The rest is pretty much the same as for your Q-learning agent. Do not forget that actions leading to a terminal state should only use the reward as a target, not the complete Bellman target $r + \gamma \max Q$.

*Hint:* as we sample a minibatch of 32 transitions, it is faster to call:

```python
Q_values = np.array(training_model.predict_on_batch(states))
```

than:

```python
Q_values = training_model.predict(states)
```

for reasons internal to tensorflow. Note that with tf2, you need to cast the result to numpy arrays as eager mode is now the default.

The method should return the training loss, which is contained in the `History` object returned by `model.fit()`. `model.fit()` should be called for one epoch only, a batch size of 32, and `verbose` set to 0. 

### 5 - `test()`

This method should run one episode with epsilon set to 0, without learning. The number of steps should be returned (do not bother discounting with gamma, the goal is to be up for 200 steps). 

**Q:** Let's go! Run the agent for 150 episodes and observe how fast it manages to keep the pole up for 200 steps. 

Beware that running the same network twice can lead to very different results. In particular, policy collapse (the network was almost perfect, but suddenly crashes and becomes random) can happen. Just be patient. 

You can visualize a test trial using the `GymRecorder`: you just need to set the `env` attribute of your DQN agent to a new env with the render mode `rgb_array_list` and record the frames at the end.

**Q:** How does the loss evolve? Does it make sense?

## Reward scaling

**Q:** Do a custom test trial after training (i.e. do not call test(), but copy and adapt its code) and plot the Q-value of the selected action at each time step. Do you think it is a good output for the network? Could it explain why learning is so slow?

**Q:** Implement **reward scaling** by dividing the received rewards by a fixed factor of 100 when computing the Bellman targets. That way, the final Q-values will be around 1, what may be much easier to learned.

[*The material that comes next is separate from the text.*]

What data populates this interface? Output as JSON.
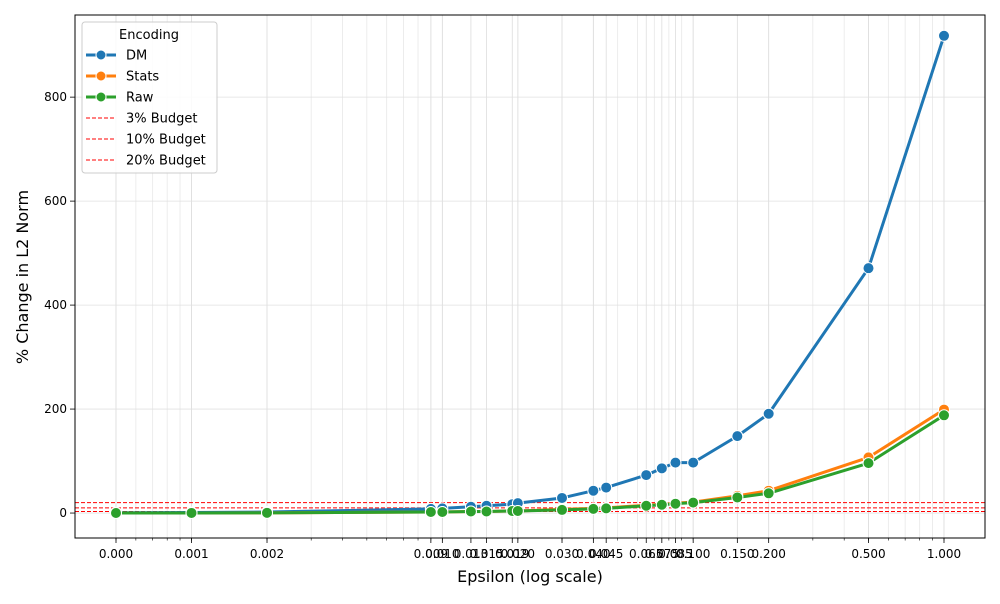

*Tip:* in order to avoid a huge copy and paste, you can inherit from your DQNAgent and only reimplement the desired function:

```python
class ScaledDQNAgent (DQNAgent):
 def update(self, batch):
 # Change the content of this function only
```

You should reduce a bit the learning rate (e.g. 0.001) as the magnitude of the targets has changed. 

**Q:** Depending on the time left and your motivation, vary the different parameters to understand their influence: learning rate, target update frequency, training update frequency, epsilon decay, gamma, etc. Change the size of the network. If you find better hyperparameters than what is proposed, please report them for next year!